Students who attend NHSMUN are treated to a truly unique experience. To kick off a rigorous week of debate, students are typically welcomed by a guest speaker who plays a major role in international relations. Recent speakers have included US-UN Ambassadors Susan Rice, Samantha Power, and Jonathan Cohen, NYC Commissioner Penny Abeywardena, economist and special adviser to the UN Secretary-General Jeffrey Sachs, Council on Foreign Relations President Richard Haass, UNICEF USA President Caryl Stern, Secretary of Defense Chuck Hagel, and Ret. General David Petraeus. Students have the opportunity to meet with the Permanent Mission to the UN (embassy) of the country they are representing, a unique experience for them to engage directly with professional diplomats. If an embassy is not available for a meeting, students can instead attend a workshop or seminar featuring experts on their committee topics and their connections to the Sustainable Development Goals (SDGs). Students then break out into their committee simulations, where they deliver speeches on their country’s policy in an attempt to convince their peers of their country’s point of view.

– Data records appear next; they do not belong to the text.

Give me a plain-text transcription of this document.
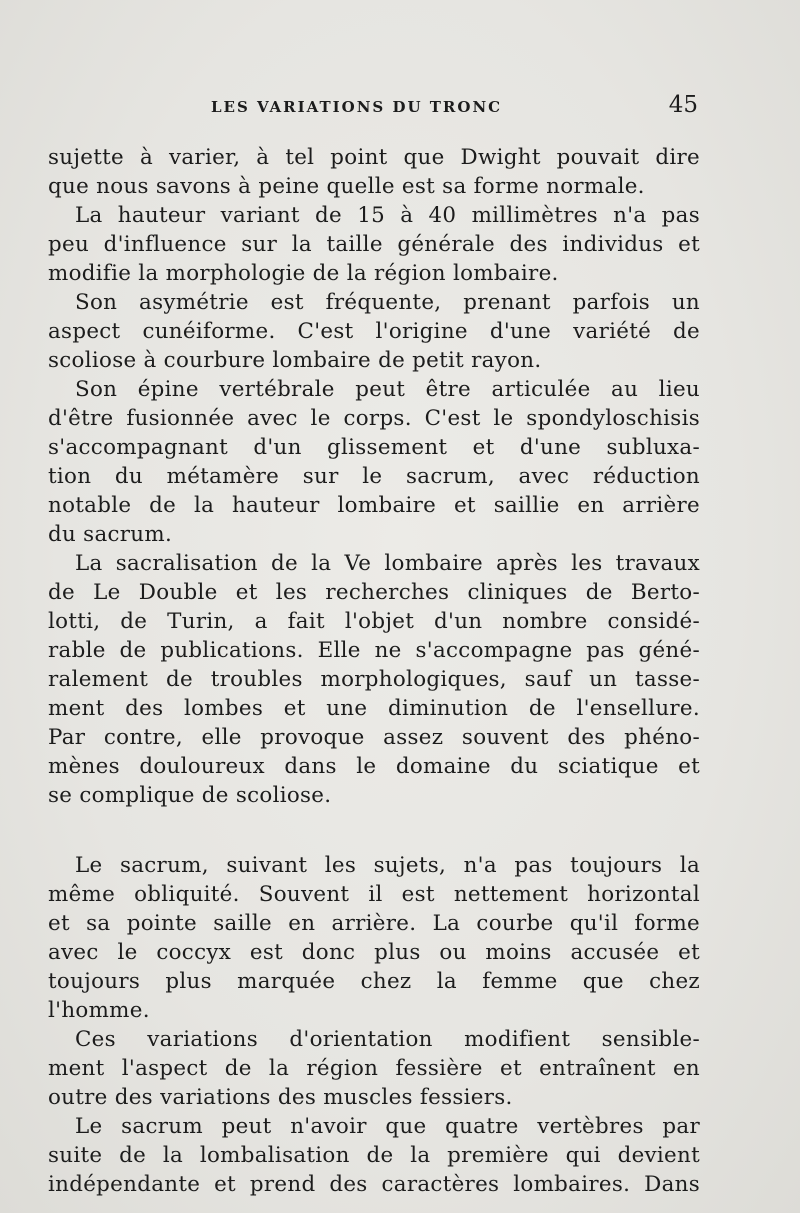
LES VARIATIONS DU TRONC	45
sujette à varier, à tel point que Dwight pouvait dire
que nous savons à peine quelle est sa forme normale.
La hauteur variant de 15 à 40 millimètres n'a pas
peu d'influence sur la taille générale des individus et
modifie la morphologie de la région lombaire.
Son asymétrie est fréquente, prenant parfois un
aspect cunéiforme. C'est l'origine d'une variété de
scoliose à courbure lombaire de petit rayon.
Son épine vertébrale peut être articulée au lieu
d'être fusionnée avec le corps. C'est le spondyloschisis
s'accompagnant d'un glissement et d'une subluxa-
tion du métamère sur le sacrum, avec réduction
notable de la hauteur lombaire et saillie en arrière
du sacrum.
La sacralisation de la Ve lombaire après les travaux
de Le Double et les recherches cliniques de Berto-
lotti, de Turin, a fait l'objet d'un nombre considé-
rable de publications. Elle ne s'accompagne pas géné-
ralement de troubles morphologiques, sauf un tasse-
ment des lombes et une diminution de l'ensellure.
Par contre, elle provoque assez souvent des phéno-
mènes douloureux dans le domaine du sciatique et
se complique de scoliose.
Le sacrum, suivant les sujets, n'a pas toujours la
même obliquité. Souvent il est nettement horizontal
et sa pointe saille en arrière. La courbe qu'il forme
avec le coccyx est donc plus ou moins accusée et
toujours plus marquée chez la femme que chez
l'homme.
Ces variations d'orientation modifient sensible-
ment l'aspect de la région fessière et entraînent en
outre des variations des muscles fessiers.
Le sacrum peut n'avoir que quatre vertèbres par
suite de la lombalisation de la première qui devient
indépendante et prend des caractères lombaires. Dans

The students’ charge for the conference is to write and pass a resolution, which is a document that describes the actions that they propose to take. This requires countries with very different points of view to discuss their differences and find common ground. With the diversity of the UN member states in each committee, reaching a compromise can take plenty of debate. Subject to the availability of space at the United Nations, the simulation features a special session at the UN Headquarters, where students are seated in the General Assembly Hall that has hosted many of the most prominent heads of state from the past few decades. Students discuss the final resolutions during the plenary session and closing ceremonies. All resolutions that pass an affirmative vote are published online after the conclusion of the conference.